Да, тяжело идут новые преобразования на земле. Не все хотят расставаться с непосильно нажитым. Как можно отдать родное – буренку или трудовую конягу кому-то? Всё общее, всё народное – это красивые слова, а на деле человек отдал свои кровные на покупку животины, растил, выхаживал, и вот – на те здрасте, отдай в колхозное стадо. Это беднякам, неимущим и лодырям колхоз в радость, а кто своим трудом кормился с землицы, тому понять колхозную философию тяжело. А не хочешь – враг Советской власти. И слово-то какое придумали – кулак…

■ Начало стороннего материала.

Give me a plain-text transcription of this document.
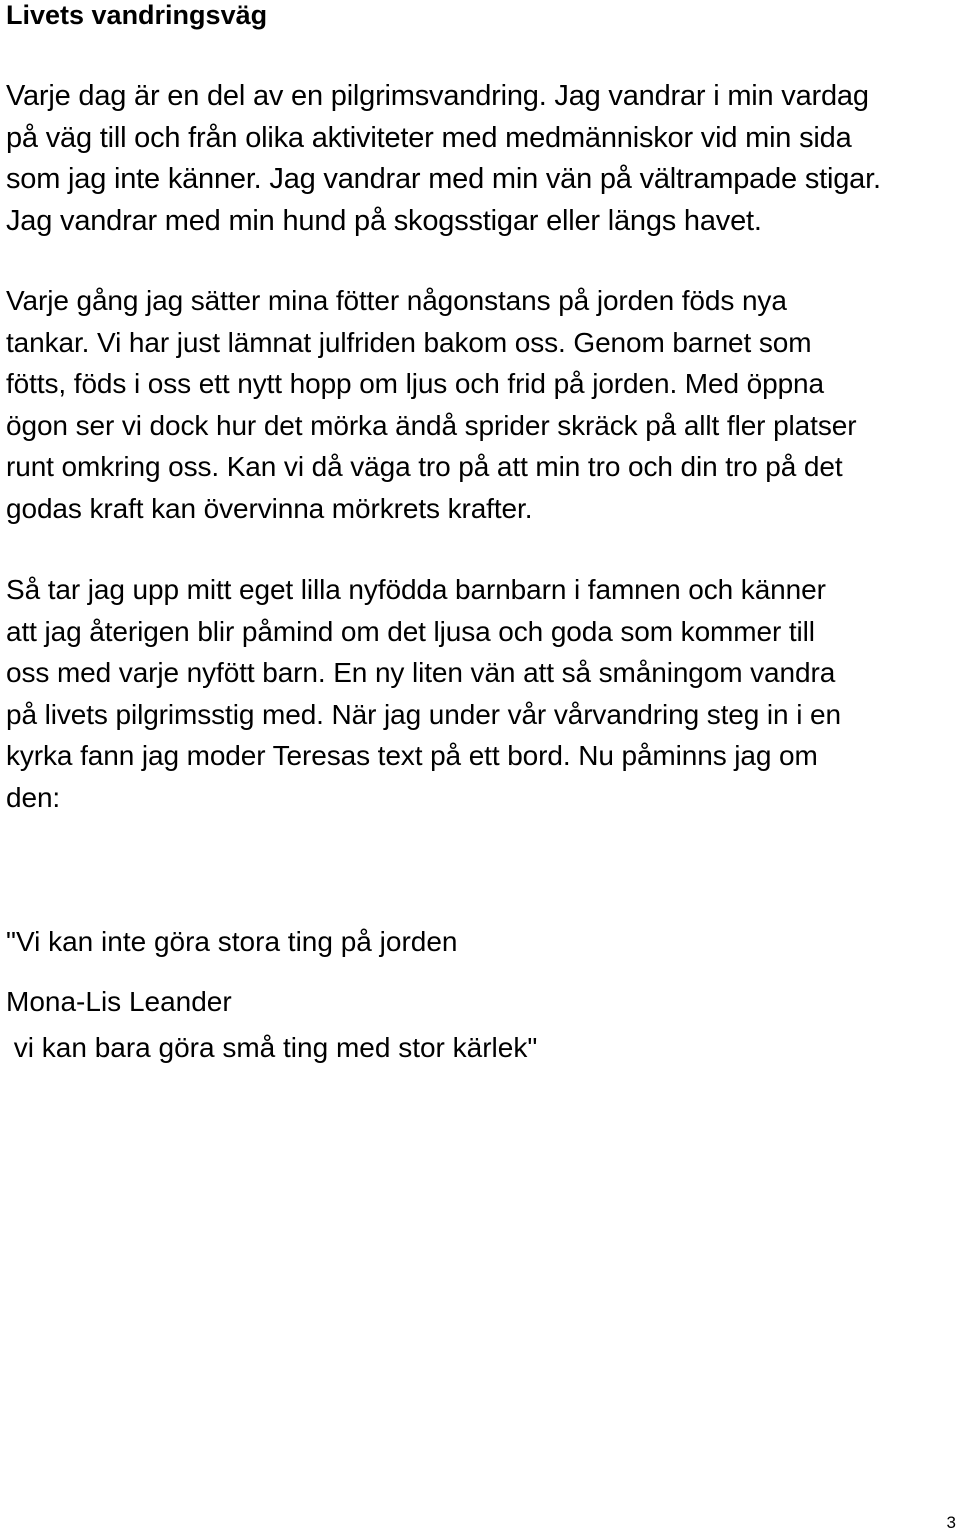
Livets vandringsväg

Varje dag är en del av en pilgrimsvandring. Jag vandrar i min vardag
på väg till och från olika aktiviteter med medmänniskor vid min sida
som jag inte känner. Jag vandrar med min vän på vältrampade stigar.
Jag vandrar med min hund på skogsstigar eller längs havet.

Varje gång jag sätter mina fötter någonstans på jorden föds nya
tankar. Vi har just lämnat julfriden bakom oss. Genom barnet som
fötts, föds i oss ett nytt hopp om ljus och frid på jorden. Med öppna
ögon ser vi dock hur det mörka ändå sprider skräck på allt fler platser
runt omkring oss. Kan vi då väga tro på att min tro och din tro på det
godas kraft kan övervinna mörkrets krafter.

Så tar jag upp mitt eget lilla nyfödda barnbarn i famnen och känner
att jag återigen blir påmind om det ljusa och goda som kommer till
oss med varje nyfött barn. En ny liten vän att så småningom vandra
på livets pilgrimsstig med. När jag under vår vårvandring steg in i en
kyrka fann jag moder Teresas text på ett bord. Nu påminns jag om
den:

"Vi kan inte göra stora ting på jorden

vi kan bara göra små ting med stor kärlek"

Mona-Lis Leander

3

Работа отвлекала Любу от воспоминаний о прошлом. Вот и Сашка уже подрос, первые шаги делает. Виктор относится к нему как к родному сыну. То коня на палочке смастерит, то придумает сказку на ночь и расскажет.
Люба не раз ловила себя на мысли, что начинает привязываться душой к этому человеку. Образованный, интеллигентный и очень симпатичный Виктор вызывал уважение. Никогда она не слышала от него ругательств, никогда он не повышал голоса или кичился своим начальственным положением. У него всегда был свой подход, и в любой сложной ситуации он находил выход, и люди прислушивались к нему.
Любаша с первых дней взяла на себя все заботы по дому. Да и когда ему заниматься – он всё время думает только о других, о партии. Ей смешно было наблюдать, как утром он брился у рукомойника, всё время заклеенный газетными бумажечками от порезов на подбородке. На ходу проглатывая приготовленный Любашей завтрак, Виктор бежал на всех порах в райком партии на новые подвиги.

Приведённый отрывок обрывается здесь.